The program to update many of the RAF Tornado's weapons and navigation systems was completed in 2003 and these updated aircraft are known as Tornado GR4s.The RAF Tornado GR4 is the current version of the RAF's primary attack aircraft until it is replaced by the new RAF Typhoon Eurofighter. The Tornado GR4 is capable of supersonic speeds and flight at low-level. The aircraft is one of the most potent in the world. Eventually the Tornado will be replaced with the F-35 Lightning II and the Eurofighter Typhoon.
The Panavia Tornado was developed by the United Kingdom, West Germany and Italy in a tri-national consortium. The Tornado first flew on 14 August 1974. First deliveries to the RAF of the original GR1 version were made in 1980 where it replaced a number of older RAF aircraft including the Blackburn Buccaneer and Avro Vulcan as low-level ground attack bomber. It was also used to replace the US built F-104 Starfighter used in other airforces. Nine hundred and ninety two Tornado aircraft were built for Britainís RAF, West Germany's Luftwaffe, Italy's Aeronautica Militare and Saudi Arabia's Royal Air Force.
The Panavia Tornado has a crew of two and has a maximum speed of around Mach 2.34 which is 1,511 mph - 2,417km/h (25 miles a minute - London to Newcastle in just over 11 minutes). It has a range of 870 miles (1,390km/h)but with four external drop tanks this can be increased to 2,417 miles (3890 km). The American equivalent aircraft would be the F-15E Strike Eagle, the older F-14 Tomcat and F-11 Aardvark. They were to be pitted up against the Soviet Mikoyan MiG-27 and Sukhoi Su-24.
The Tornado was designed in the Cold War era and the main enemy was the Soviet block. It was envisage that in any future world war Airfields would be under attack and could be put out of action so new fighter bombers would have to have short take off capability so they could use motorways as temporary runways. Although it could carry a Nuclear payload into the heart of Russia this role was given to the Trident submarine fleet as the development of anti aircraft missile systems reduced the chances of the Tornado getting through to its target.
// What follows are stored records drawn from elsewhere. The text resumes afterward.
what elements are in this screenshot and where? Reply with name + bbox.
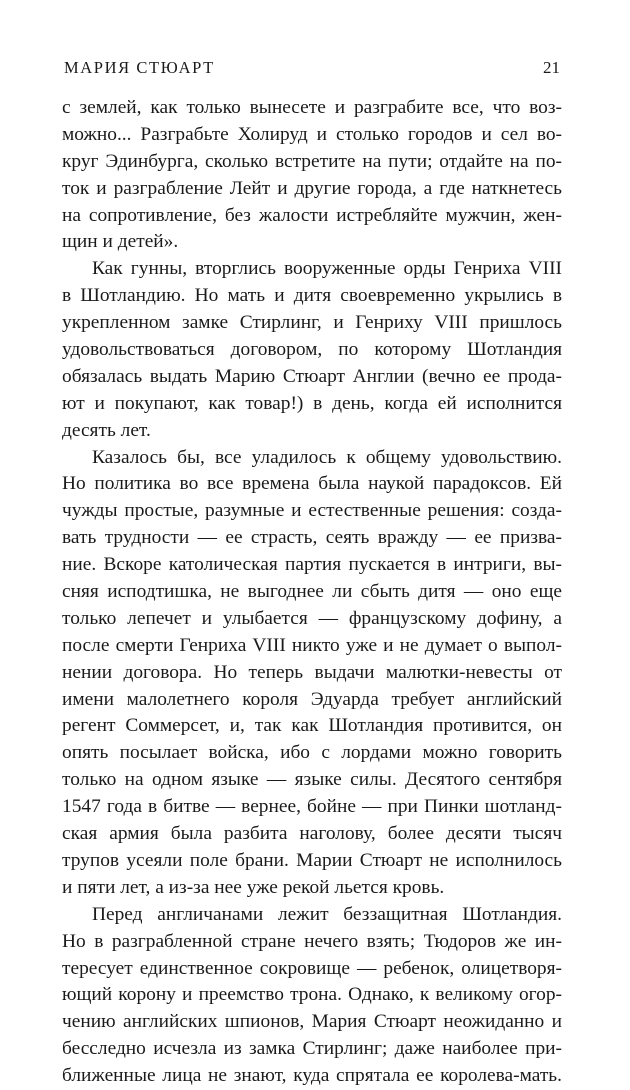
text-line: в Шотландию. Но мать и дитя своевременно укрылись в	[62, 285, 562, 307]
text-line: укрепленном замке Стирлинг, и Генриху VIII пришлось	[62, 312, 562, 334]
text-line: опять посылает войска, ибо с лордами можно говорить	[62, 742, 562, 764]
text-line: ток и разграбление Лейт и другие города, а где наткнетесь	[62, 177, 562, 199]
text-line: Как гунны, вторглись вооруженные орды Генриха VIII	[92, 258, 562, 280]
book-title: МАРИЯ СТЮАРТ	[64, 58, 215, 77]
text-line: Но в разграбленной стране нечего взять; Тюдоров же ин-	[62, 930, 562, 952]
text-line: десять лет.	[62, 419, 151, 441]
text-line: сняя исподтишка, не выгоднее ли сбыть дитя — оно еще	[62, 581, 562, 603]
text-line: можно... Разграбьте Холируд и столько городов и сел во-	[62, 123, 562, 145]
paragraph	[62, 95, 562, 256]
text-line: ющий корону и преемство трона. Однако, к великому огор-	[62, 984, 562, 1006]
paragraph	[62, 445, 562, 902]
text-line: ние. Вскоре католическая партия пускается в интриги, вы-	[62, 554, 562, 576]
text-line: после смерти Генриха VIII никто уже и не думает о выпол-	[62, 634, 562, 656]
text-line: Перед англичанами лежит беззащитная Шотландия.	[92, 903, 562, 925]
text-line: чужды простые, разумные и естественные решения: созда-	[62, 500, 562, 522]
text-line: имени малолетнего короля Эдуарда требует английский	[62, 688, 562, 710]
text-line: вать трудности — ее страсть, сеять вражду — ее призва-	[62, 527, 562, 549]
body-text	[62, 95, 562, 1090]
text-line: обязалась выдать Марию Стюарт Англии (вечно ее прода-	[62, 365, 562, 387]
text-line: Но политика во все времена была наукой парадоксов. Ей	[62, 473, 562, 495]
text-line: щин и детей».	[62, 231, 179, 253]
text-line: на сопротивление, без жалости истребляйте мужчин, жен-	[62, 204, 562, 226]
text-line: 1547 года в битве — вернее, бойне — при Пинки шотланд-	[62, 796, 562, 818]
text-line: удовольствоваться договором, по которому Шотландия	[62, 339, 562, 361]
text-line: нении договора. Но теперь выдачи малютки-невесты от	[62, 661, 562, 683]
page-number: 21	[543, 58, 560, 77]
text-line: регент Соммерсет, и, так как Шотландия противится, он	[62, 715, 562, 737]
paragraph	[62, 256, 562, 444]
text-line: ближенные лица не знают, куда спрятала ее королева-мать.	[62, 1065, 562, 1087]
text-line: только лепечет и улыбается — французскому дофину, а	[62, 607, 562, 629]
text-line: трупов усеяли поле брани. Марии Стюарт не исполнилось	[62, 849, 562, 871]
text-line: ская армия была разбита наголову, более десяти тысяч	[62, 823, 562, 845]
text-line: ют и покупают, как товар!) в день, когда ей исполнится	[62, 392, 562, 414]
text-line: бесследно исчезла из замка Стирлинг; даже наиболее при-	[62, 1038, 562, 1060]
text-line: чению английских шпионов, Мария Стюарт неожиданно и	[62, 1011, 562, 1033]
text-line: только на одном языке — языке силы. Десятого сентября	[62, 769, 562, 791]
running-head	[62, 56, 562, 80]
text-line: тересует единственное сокровище — ребенок, олицетворя-	[62, 957, 562, 979]
text-line: круг Эдинбурга, сколько встретите на пути; отдайте на по-	[62, 150, 562, 172]
text-line: с землей, как только вынесете и разграбите все, что воз-	[62, 97, 562, 118]
book-page	[62, 0, 562, 1087]
paragraph	[62, 902, 562, 1090]
text-line: Казалось бы, все уладилось к общему удовольствию.	[92, 446, 562, 468]
text-line: и пяти лет, а из-за нее уже рекой льется кровь.	[62, 876, 445, 898]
Any nuclear attack would have been a one way mission. An intercontinental missile would have been much more effective. It was envisaged that the Tornado would be used to try and stop advancing Russian Tanks and intercept Soviet Bombers and fighters. Luckily it was never used in this role.
A major feature is the Tornado's 'swing wings' (or 'variable geometry' to give it its correct title). With the wings swept fully forward, the aircraft can fly very slowly - ideal for landing on short, unprepared runways in a battle zone. The RAF Tornado GR4 is also able to use thrust-reverse to shorten landings. With the wings swept to their full 68 degrees, the aircraft can fly supersonically, whilst at the intermediate position the manoeuvrability is greatly increased. Ideal for dog fighting and undertaking rapid action during an attack.
The Tornado has seen action in both Gulf wars, Kosovo, Afghanistan and is used as the main deterrent in the Falkland Islands against any future hostilities from Argentina. It could carry almost all the air-launched rockets and bombs in the NATO inventory, including cluster bombs, anti-runway munitions, the HARM III, HARM 0 Block IV/V and Kormoran II missiles, the Rafael Lightning II Laser Designator Pod, GBU-24 Paveway III laser-guided bombs and the Taurus cruise missile. The Ground attack variant had limited air-to-air capability but could launch Sidewinder or ASRAAM air-to-air missiles (AAMs). The Air Defence Varient interceptor fighter (ADV) Tornado carried long range air-to-air missiles AAMs such as the AMRAAM. In 2000 Tornados were fitted with a "Tornado Self Protection Jammer" ECM-pod. The latest Tornados are equipped with forward Looking Infra-Red Radar and is compatible with Night-Vision Goggles, making it a highly capable platform for night operations.
The Tornado's ground hugging radar enables it to fly in low and deliver its precision weapons. It has two small pods under the forward fuselage house the laser-guiding and infra-red night vision systems. A mid like upgrade was under taken to improve the avionics and weapon handling of all Tornado GR1/GR1A/GR1B (anti-shipping variant) to GR4/GR4A standard. The last up grade was completed in June 2003. The best way to differentiate between the RAF Tornado GR4 and the older RAF Tornado F3 (fighter) versions are the shape of the nose: the F3's is longer and sleeker where as the GR4 is much blunter and less streamlined. For self defense and offence the Tornado has an integral 27mm Mauser cannon capable of firing 1700 rounds per minute when it has run out of missiles.
West Germany's Luftwaffe and Italy's Aeronautica Militare operate a Tornado ECR variant designed for Suppression of Enemy Air Defense missions (SEAD). It will hunt out enemy radar sites and armed with the AGM-88 HARM weapon, destroy them.